Nearly half of the fund managers in the Bank of America survey also expect the Federal Reserve to cut rates at least four times over the next 12 months, which aligns with market expectations—current market pricing suggests the number of future rate cuts could be between five and six times.
However, cracks are already appearing in the equity market rally. "Going long the Magnificent Seven" remains Wall Street's most crowded trading strategy, highlighting that the current rally still heavily depends on a few large technology stocks.

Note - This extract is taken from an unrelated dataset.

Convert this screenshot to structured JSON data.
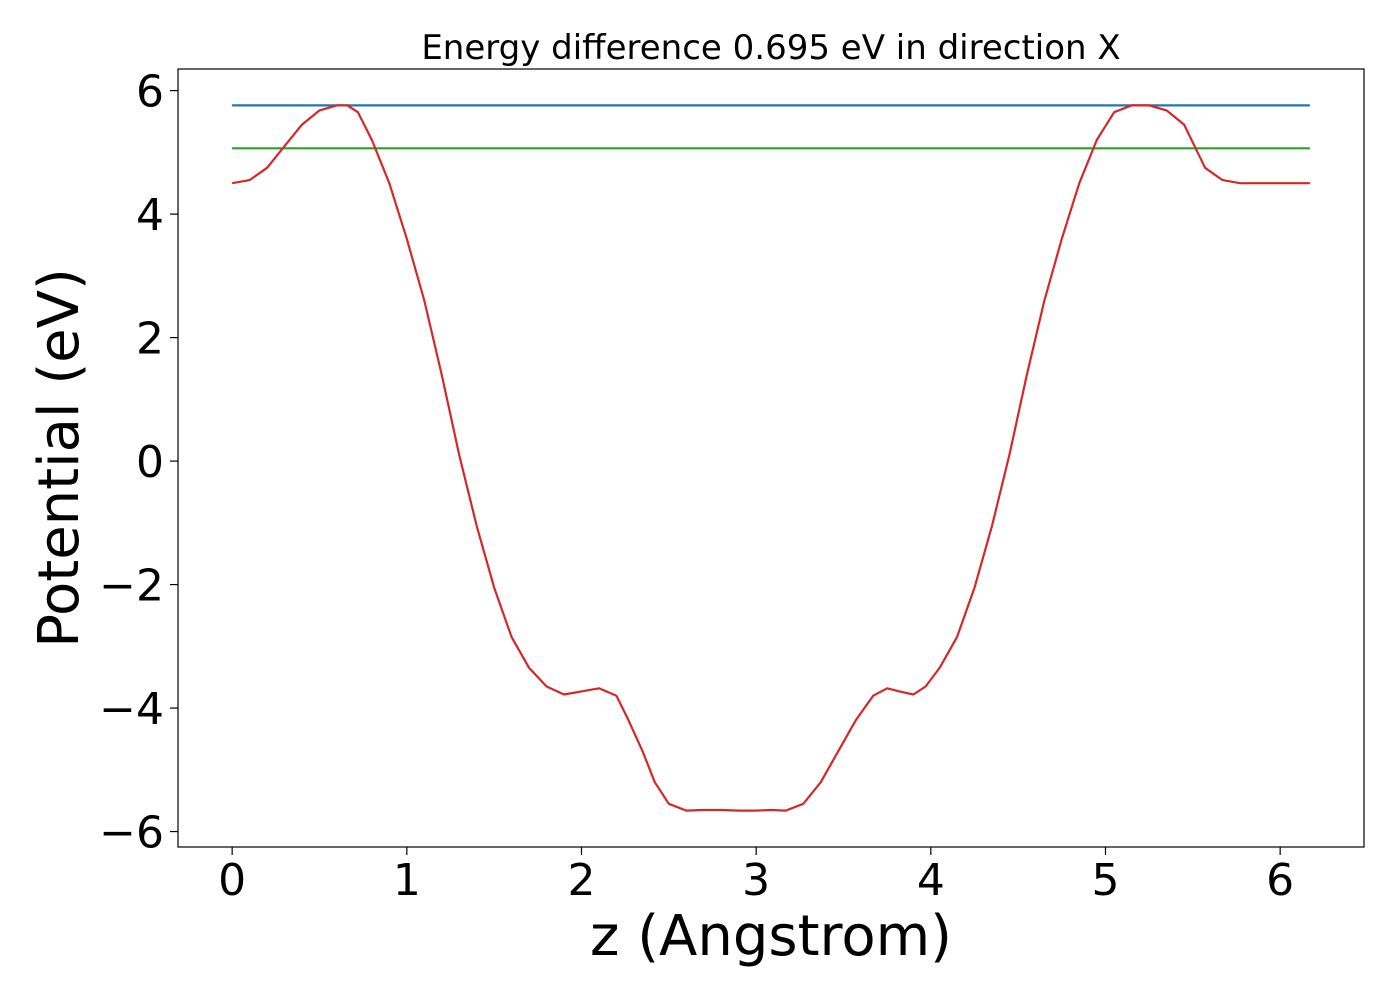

Additionally, 77% of fund managers expect a future "stagflation" environment—characterized by weak economic growth alongside persistently high inflation and rising unemployment—a expectation that serves as a reminder that the macroeconomic backdrop remains filled with uncertainty.
This contradiction is reflected in what JPMorgan calls the "jobless growth paradox": despite deteriorating labor market conditions, markets continue to drive stock prices higher due to expectations of Fed rate cuts and easing wage pressures. Piper Sandler points out that this situation is not unprecedented: in the 1950s, 1960s, and early 1990s, unemployment rates rose alongside stock markets because weak employment conditions prompted interest rate cuts, which in turn boosted equity valuations.
For American consumers, their optimism about the economy is increasingly waning.
Recent data shows consumer confidence has declined significantly, particularly among households squeezed by tariffs and rising prices. The University of Michigan's September consumer sentiment survey index fell to its lowest level since May, while long-term inflation expectations climbed for the second consecutive month.
In the latest American Association of Individual Investors (AAII) survey, nearly half of retail investors described themselves as "bearish," marking the most pessimistic survey result since the April tariff shock low. Regarding the job market, cracks are also widening: unemployment among the 16-24 age group has risen to double digits for the first time since the pandemic, while unemployment rates for recent college graduates have exceeded the overall workforce unemployment rate.
Consumer spending remains one of the few bright spots. August retail sales data exceeded expectations, reinforcing the view that "household consumption remains resilient despite tariff pressures."
However, economists warn that the actual impact of tariffs will become more apparent in the second half of this year—price increases in categories such as food, furniture, and automotive parts are already showing signs.
EY Chief Economist Gregory Daco told Yahoo Finance that policy headwinds such as tariffs and immigration restrictions could offset the short-term boost from artificial intelligence investment and Federal Reserve easing policies. He warned: "Current market optimism about the economy is somewhat excessive relative to potential downside risks."